Oh, aku tidak perlu kecewa. Peristiwa ini tentu hal biasa yang wajar-wajar saja
bagi publik sastra Solo.
Ocehan-ocehan berikutnya adalah
paduan dari kecemasan “siapa lagi yang akan dipanggil untuk ngoceh berikutnya”
dan was-was “bagaimana agar acara sastra ini tetap berlanjut dengan seru agar
kita tidak malu-maluin di hadapan penulis asing.” Entah sebuah keberuntungan
(bagi muka Balai Soedjatmoko) atau kesombongan yang keterlaluan (si calon
pembaca) ketika ada dua atau tiga orang berikutnya mau menyumbang kata-kata (di
antaranya dalam bahasa Inggris yang seadanya) meski belum membaca satu kalimat
pun dalam Moemie.
Acara sastra yang tidak
menggairahkan itu rampung sekitar 21.30, agak terlalu sore dari biasanya.
Anehnya, begitu acara secara resmi ditutup, para sastrawan kenamaan Solo dan
segerombolan orang serta merta mengelilingi Bloem yang belum beranjak dari
tempatnya. Yudhi Herwibowo tampak bercakap seru dengan Bloem. Wajah mereka
semringah. Apakah percakapan yang terjadi mengenai buku Moemie, mereka
bertukar pengalaman berbuku, atau obrolan tentang si penulis belaka?
Pujian berdasarkan bab-bab awal pembacaan?
Tak lama, kumpulan orang di
muka ruangan itu terlibat sebuah “diskusi” seru dalam tempo tak singkat.
Seperti acara sastra malam itu baru saja benar-benar dimulai. Wajah-wajah
tersenyum takjub atau turut tertawa jika yang lain tertawa. Sekumpulan orang
(atau calon pembaca yang bagai besi digerakkan oleh daya magnetis yang sama.
Beberapa jepretan kamera, lalu tangan Bloem yang menuliskan sesuatu pada sampul
dalam buku Moemie yang disodorkan padanya... Aku berbagi obrolan dengan
para esais di belakang sambil menikmat penganan yang tadi luput disajikan.
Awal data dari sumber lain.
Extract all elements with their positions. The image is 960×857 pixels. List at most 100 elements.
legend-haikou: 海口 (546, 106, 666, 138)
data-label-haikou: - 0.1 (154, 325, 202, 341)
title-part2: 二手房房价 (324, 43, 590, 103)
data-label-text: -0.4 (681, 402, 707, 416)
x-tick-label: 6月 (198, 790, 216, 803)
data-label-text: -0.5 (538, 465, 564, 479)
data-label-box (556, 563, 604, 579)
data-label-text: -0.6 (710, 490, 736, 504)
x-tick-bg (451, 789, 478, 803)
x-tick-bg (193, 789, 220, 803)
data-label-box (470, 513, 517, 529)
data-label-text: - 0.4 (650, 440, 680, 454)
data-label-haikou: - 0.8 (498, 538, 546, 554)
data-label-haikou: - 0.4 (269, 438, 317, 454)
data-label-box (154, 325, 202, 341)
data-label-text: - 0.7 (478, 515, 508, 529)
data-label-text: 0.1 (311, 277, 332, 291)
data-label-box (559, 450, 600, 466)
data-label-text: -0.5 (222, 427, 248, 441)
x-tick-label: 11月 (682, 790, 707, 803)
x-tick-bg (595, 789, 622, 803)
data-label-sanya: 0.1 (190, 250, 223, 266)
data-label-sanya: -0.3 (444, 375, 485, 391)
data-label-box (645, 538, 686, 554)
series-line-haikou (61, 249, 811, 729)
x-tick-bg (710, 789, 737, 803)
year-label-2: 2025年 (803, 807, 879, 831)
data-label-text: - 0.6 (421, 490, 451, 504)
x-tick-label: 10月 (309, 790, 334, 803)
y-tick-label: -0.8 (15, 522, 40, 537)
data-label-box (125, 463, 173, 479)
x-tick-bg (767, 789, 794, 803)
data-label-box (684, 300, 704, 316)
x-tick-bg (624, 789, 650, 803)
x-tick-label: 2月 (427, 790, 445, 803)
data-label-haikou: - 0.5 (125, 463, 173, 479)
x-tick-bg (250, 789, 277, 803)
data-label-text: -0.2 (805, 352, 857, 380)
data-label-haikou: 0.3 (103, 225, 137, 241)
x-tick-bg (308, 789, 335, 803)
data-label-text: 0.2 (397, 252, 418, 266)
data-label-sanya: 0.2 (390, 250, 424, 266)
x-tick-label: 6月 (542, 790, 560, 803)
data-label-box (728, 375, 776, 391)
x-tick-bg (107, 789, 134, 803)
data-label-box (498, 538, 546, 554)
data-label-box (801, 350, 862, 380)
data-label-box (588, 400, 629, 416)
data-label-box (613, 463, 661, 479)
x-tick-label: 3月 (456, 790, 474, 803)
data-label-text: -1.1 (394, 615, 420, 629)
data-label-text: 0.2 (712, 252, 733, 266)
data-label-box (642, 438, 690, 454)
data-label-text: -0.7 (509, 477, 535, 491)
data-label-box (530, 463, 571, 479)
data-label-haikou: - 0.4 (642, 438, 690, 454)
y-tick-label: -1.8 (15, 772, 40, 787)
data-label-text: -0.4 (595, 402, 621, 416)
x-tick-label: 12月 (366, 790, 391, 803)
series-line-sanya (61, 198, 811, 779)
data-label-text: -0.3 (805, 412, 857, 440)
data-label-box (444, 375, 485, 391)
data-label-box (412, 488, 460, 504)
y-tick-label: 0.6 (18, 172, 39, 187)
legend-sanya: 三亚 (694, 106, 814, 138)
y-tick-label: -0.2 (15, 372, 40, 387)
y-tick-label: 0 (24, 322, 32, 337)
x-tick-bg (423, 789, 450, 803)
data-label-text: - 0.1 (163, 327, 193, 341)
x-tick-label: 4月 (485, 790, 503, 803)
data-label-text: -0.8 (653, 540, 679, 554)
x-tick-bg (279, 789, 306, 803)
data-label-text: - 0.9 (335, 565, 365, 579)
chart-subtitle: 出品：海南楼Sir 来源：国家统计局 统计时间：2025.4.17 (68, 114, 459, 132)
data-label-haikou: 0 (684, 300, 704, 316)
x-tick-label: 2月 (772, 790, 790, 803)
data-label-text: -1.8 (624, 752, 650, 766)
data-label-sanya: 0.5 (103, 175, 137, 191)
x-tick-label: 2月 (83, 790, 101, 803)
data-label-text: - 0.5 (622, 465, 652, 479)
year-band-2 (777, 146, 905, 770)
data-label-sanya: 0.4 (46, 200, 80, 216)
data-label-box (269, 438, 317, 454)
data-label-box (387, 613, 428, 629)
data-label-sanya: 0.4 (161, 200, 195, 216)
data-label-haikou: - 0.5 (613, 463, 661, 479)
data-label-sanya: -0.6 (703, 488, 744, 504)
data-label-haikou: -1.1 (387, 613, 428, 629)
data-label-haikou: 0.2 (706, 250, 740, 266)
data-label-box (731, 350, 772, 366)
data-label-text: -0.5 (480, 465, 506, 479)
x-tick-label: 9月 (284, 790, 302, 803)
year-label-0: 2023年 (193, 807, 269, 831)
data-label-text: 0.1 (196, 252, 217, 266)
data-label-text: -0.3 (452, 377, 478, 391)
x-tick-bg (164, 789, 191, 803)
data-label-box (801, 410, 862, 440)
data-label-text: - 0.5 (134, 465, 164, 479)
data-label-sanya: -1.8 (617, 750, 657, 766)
Obrolan sastra itu amat berbeda
dengan obrolan-obrolan yang kusaksikan
seperti dalam film Before Sunset (2004), PK (2014) atau True Story (2015). Dalam
film-film itu, obrolan buku, pertemuan pembaca (selalu pembaca, bukan calon
pembaca) dengan penulis terjadi di toko buku. Tak ada dekorasi flamboyan selain
kursi-kursi untuk hadirin dan poster petunjuk buku. Penulis dan pembaca bermartabat
dan tak perlu menanggung malu di hadapan buku. Peristiwa itu magis: obrolan
disaksikan oleh ratusan atau ribuan buku-buku di toko.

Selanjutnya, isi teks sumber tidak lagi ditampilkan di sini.